Tension Pneumothorax
Following a chest wall injury, puncture of the pleura can lead to air entering the pleural space. If a one-way valve mechanism develops, air can enter the pleural space but cannot leave at the same rate. Then with each breath, the pneumothorax will increase in size and pressure. This pneumothorax will begin to “tension” within a short space of time. This will have the effect of collapsing the ipsilateral (same side) lung, and more importantly will cause the mediastinum to shift to the contralateral (opposite) side. This has the effect of compressing or kinking the superior and inferior vena cava, drastically reducing venous return. If this is not treated rapidly, the player’s condition is likely to deteriorate into a cardiac arrest, prompt diagnosis and treatment is imperative.

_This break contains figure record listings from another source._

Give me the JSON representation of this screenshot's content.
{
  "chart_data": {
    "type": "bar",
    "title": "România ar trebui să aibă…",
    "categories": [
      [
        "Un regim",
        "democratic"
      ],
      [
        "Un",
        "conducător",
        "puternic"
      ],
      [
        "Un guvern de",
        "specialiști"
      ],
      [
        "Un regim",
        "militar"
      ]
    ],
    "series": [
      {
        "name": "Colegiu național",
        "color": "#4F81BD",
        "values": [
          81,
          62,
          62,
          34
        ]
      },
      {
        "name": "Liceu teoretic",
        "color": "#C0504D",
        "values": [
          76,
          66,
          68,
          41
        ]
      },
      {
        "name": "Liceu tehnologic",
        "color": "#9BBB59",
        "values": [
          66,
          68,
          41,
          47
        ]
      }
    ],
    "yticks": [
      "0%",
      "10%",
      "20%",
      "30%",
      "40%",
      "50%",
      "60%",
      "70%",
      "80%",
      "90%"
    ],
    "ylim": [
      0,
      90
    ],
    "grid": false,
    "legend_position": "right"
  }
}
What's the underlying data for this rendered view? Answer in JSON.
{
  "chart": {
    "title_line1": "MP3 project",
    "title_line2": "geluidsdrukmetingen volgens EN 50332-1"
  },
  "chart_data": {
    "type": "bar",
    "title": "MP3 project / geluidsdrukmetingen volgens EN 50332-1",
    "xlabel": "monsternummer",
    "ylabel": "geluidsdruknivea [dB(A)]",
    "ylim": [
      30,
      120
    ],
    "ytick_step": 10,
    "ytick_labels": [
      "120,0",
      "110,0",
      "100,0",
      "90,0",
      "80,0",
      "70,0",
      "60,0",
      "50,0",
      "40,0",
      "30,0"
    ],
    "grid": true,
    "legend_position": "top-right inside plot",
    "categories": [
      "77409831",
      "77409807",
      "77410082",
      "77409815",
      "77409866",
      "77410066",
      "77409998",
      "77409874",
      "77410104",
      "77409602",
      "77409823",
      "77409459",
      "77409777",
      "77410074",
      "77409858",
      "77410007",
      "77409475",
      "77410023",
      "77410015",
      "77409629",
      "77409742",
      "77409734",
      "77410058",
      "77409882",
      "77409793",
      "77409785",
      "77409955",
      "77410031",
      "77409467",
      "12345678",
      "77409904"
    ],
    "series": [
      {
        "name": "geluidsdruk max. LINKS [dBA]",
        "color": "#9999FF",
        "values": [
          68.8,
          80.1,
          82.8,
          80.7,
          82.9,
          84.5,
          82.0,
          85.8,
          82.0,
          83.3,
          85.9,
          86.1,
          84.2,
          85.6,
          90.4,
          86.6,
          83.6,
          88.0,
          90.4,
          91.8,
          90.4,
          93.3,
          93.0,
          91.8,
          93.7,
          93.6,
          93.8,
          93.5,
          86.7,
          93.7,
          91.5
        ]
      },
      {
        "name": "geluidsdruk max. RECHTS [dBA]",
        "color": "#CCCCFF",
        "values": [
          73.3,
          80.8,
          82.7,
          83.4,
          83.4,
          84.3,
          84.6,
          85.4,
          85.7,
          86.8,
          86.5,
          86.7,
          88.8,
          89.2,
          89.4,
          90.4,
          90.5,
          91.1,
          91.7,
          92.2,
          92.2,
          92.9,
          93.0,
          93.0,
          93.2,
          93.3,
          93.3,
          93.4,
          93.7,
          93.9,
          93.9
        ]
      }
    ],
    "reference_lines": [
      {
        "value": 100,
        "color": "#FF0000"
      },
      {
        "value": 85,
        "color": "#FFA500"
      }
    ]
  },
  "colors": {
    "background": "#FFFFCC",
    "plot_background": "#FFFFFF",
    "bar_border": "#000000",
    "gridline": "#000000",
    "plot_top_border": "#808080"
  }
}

Pictorial representations of a Tension Pneumothorax
Recognition of a tension pneumothorax
- Marked respiratory distress
- Distended neck veins
- Ipsilateral reduced air entry
- Ipsilateral hyper-resonant percussion note
- Ipsilateral reduced chest expansion
- Tachycardia
- Cyanosis (late sign)
- Trachea deviated away from affected side (very late sign)
There is often concern regarding how to differentiate between a simple pneumothorax and a tension pneumothorax. There are no fixed physiological parameters which can be used, but the reality is that a patient with a tension pneumothorax is obviously compromised, in significant distress, and visibly deteriorating.
Management of a Tension Pneumothorax
- Apply high flow oxygen via a non-rebreathe mask
- Immediate decompression with needle thoracocentesis:
- 2nd intercostal space, mid clavicular line, just above third rib or
- 5th intercostal space, anterior to mid axillary line (See appendix one at the end of the chapter)
- Reassess effect of needle decompression
- Other ABCDE resuscitation as required
- Transfer to an Emergency Department as soon as possible.
Needle thoracocentesis is a temporising measure only, and the cannula can easily become kinked or occluded, which will result in the pneumothorax “re-tensioning”. For this reason, it is important that the player’s condition is continuously and closely monitored. A repeat needle decompression may be required should the first or subsequent cannula become ineffective.
More definitive subsequent interventions are thoracostomy with or without a chest seal, but should only be performed by those already skilled in these techniques, instruction in these procedures is outside the scope of this course.